放っておいたって明日は当たり前にやってくる。なにかをしていたら、それどころか、なにもしていなくたって、勝手に太陽は沈み、夜を迎えてくれる。この時の流れに身を任せるも任せないもすべて自由で、選択権はこのちいさな掌のなかにある。
これは、途方もない自由だ。
途方もない……だからこそ、大海のような自由が怖い。どこにでもいけることが恐ろしい。この手にコンパスがないことがどれだけ不安を煽るのかを知ったとき「人生のレール」と呼ばれるもののありがたみを苦く噛み締めた。
僕はこれまで、自由が欲しかった。
誰にも害されない自由が。自分で選択する自由が。自分で掴み取る自由が。愛し愛される自由が。好きなものを好きといえる自由が。形のない恋慕と生きていく自由が。小さな社会に反抗する自由が。生きる自由と死ぬ自由が。幸せを願う自由が。言葉を発する自由が。そのほか、ありとあらゆる自由が欲しかった。
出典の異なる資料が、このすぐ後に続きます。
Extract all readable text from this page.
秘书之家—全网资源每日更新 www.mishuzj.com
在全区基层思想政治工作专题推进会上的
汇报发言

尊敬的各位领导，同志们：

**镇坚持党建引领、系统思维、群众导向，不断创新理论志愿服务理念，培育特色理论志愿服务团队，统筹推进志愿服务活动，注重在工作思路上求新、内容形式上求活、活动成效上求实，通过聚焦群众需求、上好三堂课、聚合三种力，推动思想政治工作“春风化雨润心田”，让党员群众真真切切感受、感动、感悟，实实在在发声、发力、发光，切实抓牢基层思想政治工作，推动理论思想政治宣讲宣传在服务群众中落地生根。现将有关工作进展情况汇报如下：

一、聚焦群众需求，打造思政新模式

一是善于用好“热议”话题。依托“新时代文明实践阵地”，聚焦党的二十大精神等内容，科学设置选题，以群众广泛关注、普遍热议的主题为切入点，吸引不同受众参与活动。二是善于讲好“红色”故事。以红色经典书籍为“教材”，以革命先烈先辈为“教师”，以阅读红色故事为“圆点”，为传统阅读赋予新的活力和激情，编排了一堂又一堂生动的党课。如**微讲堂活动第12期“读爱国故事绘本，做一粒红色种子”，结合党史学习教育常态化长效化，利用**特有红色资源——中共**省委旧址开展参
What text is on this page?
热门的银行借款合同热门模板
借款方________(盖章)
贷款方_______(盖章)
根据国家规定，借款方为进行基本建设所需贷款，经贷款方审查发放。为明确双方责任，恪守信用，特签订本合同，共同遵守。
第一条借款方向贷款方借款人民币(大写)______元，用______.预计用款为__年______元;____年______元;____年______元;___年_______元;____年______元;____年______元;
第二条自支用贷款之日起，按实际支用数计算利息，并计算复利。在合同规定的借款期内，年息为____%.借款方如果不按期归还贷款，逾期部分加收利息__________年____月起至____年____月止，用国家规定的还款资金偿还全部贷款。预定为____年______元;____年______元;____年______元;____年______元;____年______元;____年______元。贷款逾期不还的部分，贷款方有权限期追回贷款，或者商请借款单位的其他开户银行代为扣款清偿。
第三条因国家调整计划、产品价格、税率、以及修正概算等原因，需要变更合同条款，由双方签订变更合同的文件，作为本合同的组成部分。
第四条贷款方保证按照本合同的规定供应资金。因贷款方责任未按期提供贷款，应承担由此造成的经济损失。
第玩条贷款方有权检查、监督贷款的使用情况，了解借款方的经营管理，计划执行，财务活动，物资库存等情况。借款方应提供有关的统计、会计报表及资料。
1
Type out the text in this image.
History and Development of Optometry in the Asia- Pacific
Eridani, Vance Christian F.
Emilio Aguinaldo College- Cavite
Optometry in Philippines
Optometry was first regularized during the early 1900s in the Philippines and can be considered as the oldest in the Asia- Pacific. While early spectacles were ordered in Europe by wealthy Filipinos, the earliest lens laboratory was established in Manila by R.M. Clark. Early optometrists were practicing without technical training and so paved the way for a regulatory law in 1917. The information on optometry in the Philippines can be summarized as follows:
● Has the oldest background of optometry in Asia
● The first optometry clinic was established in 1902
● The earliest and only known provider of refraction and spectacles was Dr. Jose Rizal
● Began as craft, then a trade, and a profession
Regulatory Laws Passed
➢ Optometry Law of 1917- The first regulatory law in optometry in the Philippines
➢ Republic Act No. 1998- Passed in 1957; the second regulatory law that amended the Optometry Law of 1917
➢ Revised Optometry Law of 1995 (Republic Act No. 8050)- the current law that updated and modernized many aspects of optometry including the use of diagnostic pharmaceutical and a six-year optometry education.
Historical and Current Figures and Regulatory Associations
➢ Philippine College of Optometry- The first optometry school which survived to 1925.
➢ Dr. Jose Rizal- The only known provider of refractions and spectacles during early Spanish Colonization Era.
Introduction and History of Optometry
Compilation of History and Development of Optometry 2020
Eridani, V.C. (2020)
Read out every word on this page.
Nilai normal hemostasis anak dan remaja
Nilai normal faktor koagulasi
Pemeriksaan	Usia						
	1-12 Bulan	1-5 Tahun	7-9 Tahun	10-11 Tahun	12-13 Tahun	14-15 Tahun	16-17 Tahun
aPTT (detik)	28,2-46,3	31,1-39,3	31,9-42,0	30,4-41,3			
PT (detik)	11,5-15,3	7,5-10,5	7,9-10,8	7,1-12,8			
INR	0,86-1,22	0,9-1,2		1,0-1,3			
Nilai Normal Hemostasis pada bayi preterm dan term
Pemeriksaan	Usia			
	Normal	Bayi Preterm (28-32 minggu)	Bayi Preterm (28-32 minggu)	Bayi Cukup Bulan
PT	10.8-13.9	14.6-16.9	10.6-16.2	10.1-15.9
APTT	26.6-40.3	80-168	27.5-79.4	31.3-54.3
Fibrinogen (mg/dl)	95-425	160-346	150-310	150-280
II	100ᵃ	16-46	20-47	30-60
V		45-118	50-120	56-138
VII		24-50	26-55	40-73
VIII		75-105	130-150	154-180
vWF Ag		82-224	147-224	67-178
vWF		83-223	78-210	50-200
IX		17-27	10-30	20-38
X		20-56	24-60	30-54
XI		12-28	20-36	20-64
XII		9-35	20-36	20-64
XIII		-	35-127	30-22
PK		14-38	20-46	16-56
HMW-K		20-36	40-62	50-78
それが突然手に入ってしまったら、僕はなんのために生きればよいのか。なにをめざして生きていけばよいのか、わからなくなってしまった。にんげんというのはこれほどまでに天邪鬼で理不尽なものだったのかと溜息をついた。
これから僕はどこにでもいけるようになる。舵を操作するのは僕だ。環境をみつめ、雨風をよみ、せいぜい転覆しないように航路を選びとる。その責任はあまりにも重く、そして投げ出すことがいかに難しいことかを痛感させる。
空を飛びたいと願う。そうすればこの船頭がどちらの方向を向いているのかくらいはわかるだろうに。残念ながら非力なにんげんのちからではそれは叶わない。
ああ、投げ出したい。
選択する自由が、重い。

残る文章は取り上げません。